Innovative, ambitious and way too early… these trailblazing automotive designs were well ahead of the game.
Here’s a run through of some vehicular pioneers from motoring history…
Although the wedge look of the Series 2 Lagonda was innovative and exciting for the 1970s, it was its futuristic dashboard that would have been at home in a different era. With touch-sensitive controls and plasma displays, the design was ground-breaking, however, maintaining the new technology was too complex for Aston Martin who dropped the techy dash in 1980.

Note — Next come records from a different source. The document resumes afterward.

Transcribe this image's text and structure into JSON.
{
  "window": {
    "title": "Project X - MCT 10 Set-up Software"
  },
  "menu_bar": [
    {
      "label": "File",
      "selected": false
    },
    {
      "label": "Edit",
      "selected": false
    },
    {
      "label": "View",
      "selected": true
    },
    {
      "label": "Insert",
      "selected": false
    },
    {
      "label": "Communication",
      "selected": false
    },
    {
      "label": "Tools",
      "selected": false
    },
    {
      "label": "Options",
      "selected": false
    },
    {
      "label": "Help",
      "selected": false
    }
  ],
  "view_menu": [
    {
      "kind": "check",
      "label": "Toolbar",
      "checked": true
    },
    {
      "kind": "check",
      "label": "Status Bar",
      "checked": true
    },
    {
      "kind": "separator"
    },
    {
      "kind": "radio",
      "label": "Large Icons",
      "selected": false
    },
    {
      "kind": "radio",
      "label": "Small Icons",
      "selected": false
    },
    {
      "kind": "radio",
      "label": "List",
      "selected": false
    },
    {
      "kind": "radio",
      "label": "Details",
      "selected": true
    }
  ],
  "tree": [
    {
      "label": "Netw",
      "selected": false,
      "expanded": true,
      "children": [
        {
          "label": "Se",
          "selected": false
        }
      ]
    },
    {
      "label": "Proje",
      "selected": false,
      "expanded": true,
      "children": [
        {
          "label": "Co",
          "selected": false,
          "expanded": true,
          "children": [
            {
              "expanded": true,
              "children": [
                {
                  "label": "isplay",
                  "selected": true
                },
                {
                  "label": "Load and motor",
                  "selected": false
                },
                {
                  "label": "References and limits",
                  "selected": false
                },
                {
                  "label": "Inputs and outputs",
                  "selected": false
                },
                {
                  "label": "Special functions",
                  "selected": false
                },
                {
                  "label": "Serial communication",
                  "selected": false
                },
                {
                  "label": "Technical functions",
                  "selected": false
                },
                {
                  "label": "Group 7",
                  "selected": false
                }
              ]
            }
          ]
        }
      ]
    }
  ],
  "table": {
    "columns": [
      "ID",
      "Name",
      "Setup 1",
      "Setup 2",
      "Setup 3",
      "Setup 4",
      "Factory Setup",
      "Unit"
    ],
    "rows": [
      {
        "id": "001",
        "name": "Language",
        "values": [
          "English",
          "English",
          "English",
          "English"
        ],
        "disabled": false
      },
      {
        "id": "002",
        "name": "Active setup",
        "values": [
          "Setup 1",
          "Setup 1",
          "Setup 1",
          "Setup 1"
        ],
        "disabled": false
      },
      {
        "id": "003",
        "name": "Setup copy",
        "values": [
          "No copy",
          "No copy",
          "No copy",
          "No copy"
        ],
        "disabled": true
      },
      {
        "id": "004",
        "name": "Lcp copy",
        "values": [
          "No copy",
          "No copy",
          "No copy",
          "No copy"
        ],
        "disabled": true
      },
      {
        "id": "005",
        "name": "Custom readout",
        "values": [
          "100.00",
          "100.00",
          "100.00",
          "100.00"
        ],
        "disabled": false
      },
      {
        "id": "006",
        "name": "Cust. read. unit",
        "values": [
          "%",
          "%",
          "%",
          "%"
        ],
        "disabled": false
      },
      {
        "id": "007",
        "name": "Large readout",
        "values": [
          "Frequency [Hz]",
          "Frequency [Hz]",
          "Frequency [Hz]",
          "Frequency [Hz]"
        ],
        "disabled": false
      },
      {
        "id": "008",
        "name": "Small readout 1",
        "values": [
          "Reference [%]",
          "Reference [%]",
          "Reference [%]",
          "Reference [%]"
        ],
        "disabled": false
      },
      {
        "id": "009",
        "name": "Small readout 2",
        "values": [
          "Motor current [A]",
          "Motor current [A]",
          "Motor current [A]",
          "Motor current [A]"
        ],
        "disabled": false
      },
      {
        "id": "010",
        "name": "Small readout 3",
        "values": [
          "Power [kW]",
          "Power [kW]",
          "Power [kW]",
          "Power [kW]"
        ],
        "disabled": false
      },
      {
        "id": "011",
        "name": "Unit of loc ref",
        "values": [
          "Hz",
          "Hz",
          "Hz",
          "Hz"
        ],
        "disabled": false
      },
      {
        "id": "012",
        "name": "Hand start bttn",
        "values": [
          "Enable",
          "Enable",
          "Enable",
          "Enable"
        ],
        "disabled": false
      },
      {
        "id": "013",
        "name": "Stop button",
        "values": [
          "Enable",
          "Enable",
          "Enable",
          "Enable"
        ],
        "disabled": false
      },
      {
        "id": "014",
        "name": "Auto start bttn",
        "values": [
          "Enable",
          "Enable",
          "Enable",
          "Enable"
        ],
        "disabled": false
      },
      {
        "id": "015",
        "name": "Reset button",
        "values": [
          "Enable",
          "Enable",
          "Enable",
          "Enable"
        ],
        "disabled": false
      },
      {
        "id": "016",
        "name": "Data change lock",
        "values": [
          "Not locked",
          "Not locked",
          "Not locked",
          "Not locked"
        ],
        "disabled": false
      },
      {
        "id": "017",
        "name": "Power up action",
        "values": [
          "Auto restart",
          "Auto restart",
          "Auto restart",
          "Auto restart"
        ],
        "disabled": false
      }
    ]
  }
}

Launching in 1960, General Motor’s Corvair became the first cost-effective alternative to rival larger saloon cars in America. But the car was unpredictable on corners, earning it a shaky reputation in the safety stakes. In the book Fifty Cars That Changed the World, it’s suggested that the Corvair “launched consumerism and changed forever the relationship between customer and manufacturer”.

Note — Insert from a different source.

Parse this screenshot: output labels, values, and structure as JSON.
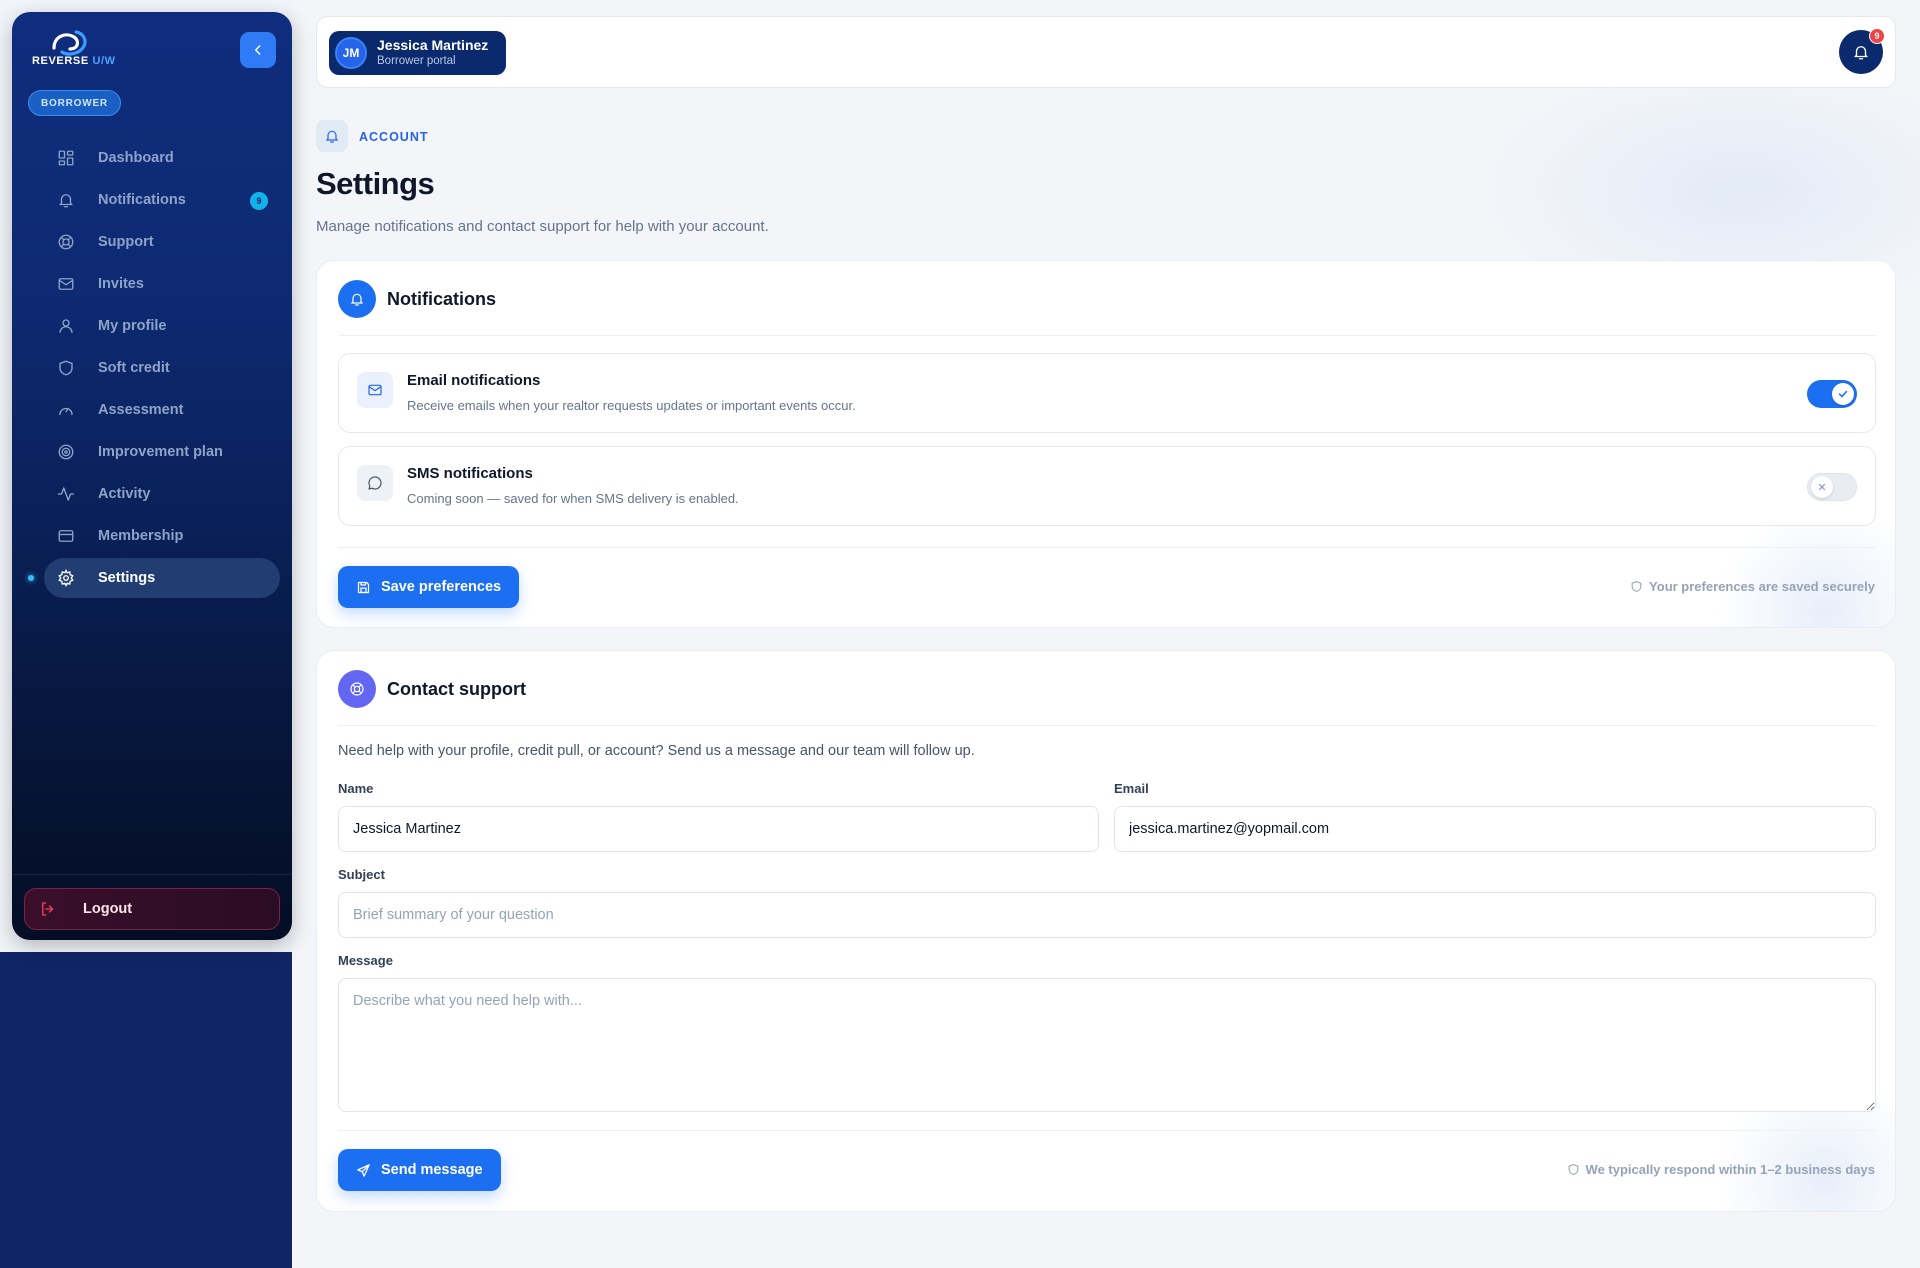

Today’s cars are all about alternative fuel, and the Chrysler Turbine Car – as well as sounding futuristic even by today’s standards – could also run on any fuel that burns using oxygen, such as peanut oil, perfume and even tequila.

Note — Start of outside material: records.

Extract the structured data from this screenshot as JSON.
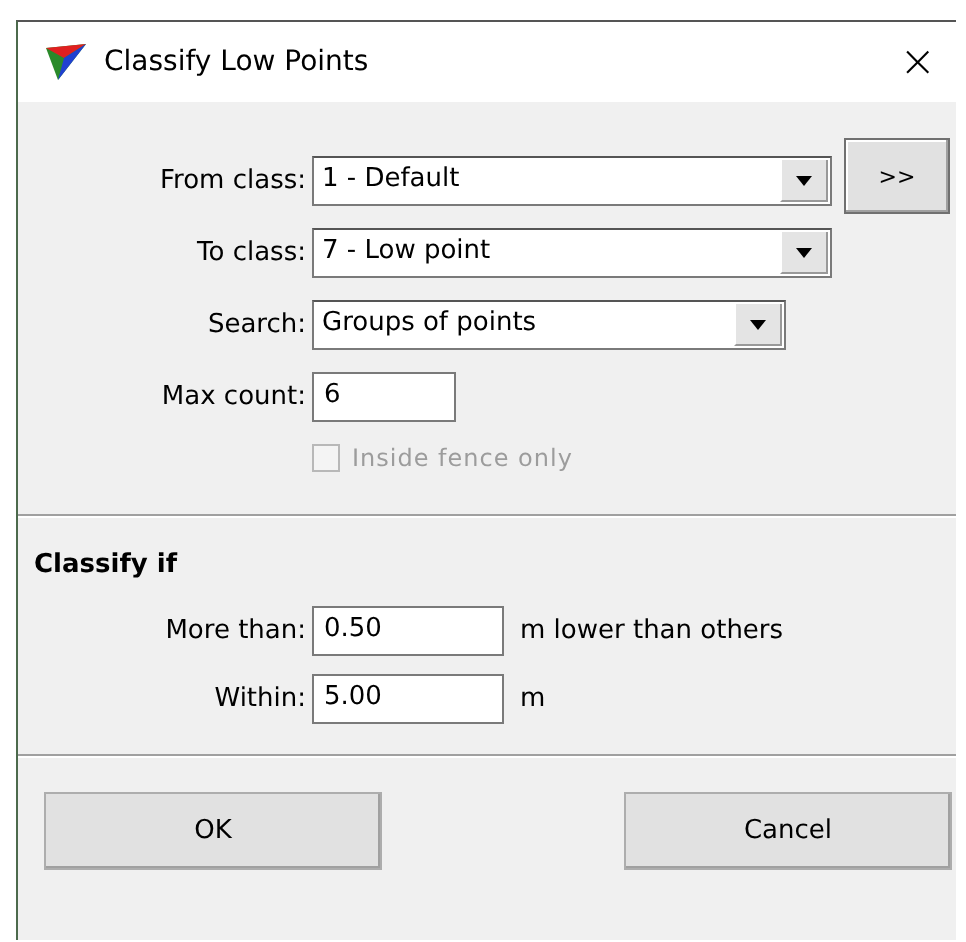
{
  "window": {
    "title": "Classify Low Points",
    "close": "×"
  },
  "from_class": {
    "label": "From class:",
    "value": "1 - Default"
  },
  "more_button": ">>",
  "to_class": {
    "label": "To class:",
    "value": "7 - Low point"
  },
  "search": {
    "label": "Search:",
    "value": "Groups of points"
  },
  "max_count": {
    "label": "Max count:",
    "value": "6"
  },
  "inside_fence": {
    "label": "Inside fence only",
    "checked": false,
    "disabled": true
  },
  "classify_if": {
    "heading": "Classify if",
    "fields": [
      {
        "label": "More than:",
        "value": "0.50",
        "unit": "m lower than others"
      },
      {
        "label": "Within:",
        "value": "5.00",
        "unit": "m"
      }
    ]
  },
  "buttons": [
    {
      "label": "OK",
      "kind": "ok"
    },
    {
      "label": "Cancel",
      "kind": "cancel"
    }
  ]
}
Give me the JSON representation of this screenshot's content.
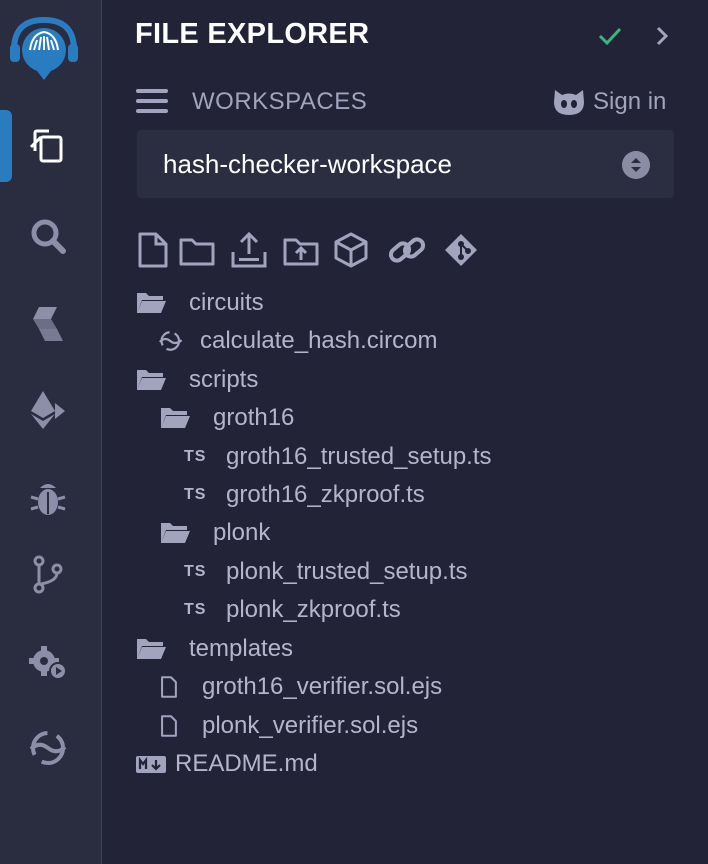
{
  "panel": {
    "title": "FILE EXPLORER",
    "workspaces_label": "WORKSPACES",
    "sign_in": "Sign in",
    "workspace_selected": "hash-checker-workspace"
  },
  "rail": {
    "items": [
      "file-explorer",
      "search",
      "solidity-compiler",
      "deploy-run",
      "debugger",
      "git",
      "settings",
      "circuit-compiler"
    ],
    "active": "file-explorer"
  },
  "toolbar": [
    "new-file",
    "new-folder",
    "publish-to-gist",
    "upload-file",
    "workspace-template",
    "link-github",
    "git-init"
  ],
  "tree": {
    "circuits": "circuits",
    "calculate_hash": "calculate_hash.circom",
    "scripts": "scripts",
    "groth16": "groth16",
    "groth16_setup": "groth16_trusted_setup.ts",
    "groth16_zk": "groth16_zkproof.ts",
    "plonk": "plonk",
    "plonk_setup": "plonk_trusted_setup.ts",
    "plonk_zk": "plonk_zkproof.ts",
    "templates": "templates",
    "groth16_verifier": "groth16_verifier.sol.ejs",
    "plonk_verifier": "plonk_verifier.sol.ejs",
    "readme": "README.md",
    "ts_badge": "TS"
  },
  "colors": {
    "accent": "#2a7cc0",
    "check": "#3fb37f",
    "background": "#222336",
    "rail": "#2a2c3f"
  }
}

With a style that was sleek, chic and had a wonderful deco feel to it, and so was perfectly reminiscent of the 1930s. Yet the Peugeot 401 Eclipse was almost two decades ahead of the game when it launched in 1935, as it was the world’s first retractable hardtop. It wasn’t until 1957 that people started warming to the idea, with Ford launching the Fairlane 500 Skyliner.
The launch of the first multipurpose vehicle in 1936 was arguably well ahead of the game. The Stout Scarab is a six-passenger sedan with striking monoform sculpting, that is fender-less and streamlined.
Alas, the MPV was built almost 50 years before its time and even the ‘78 Lancia Megagamma was too early, with MPV’s avoiding any commercial appeal until 1984.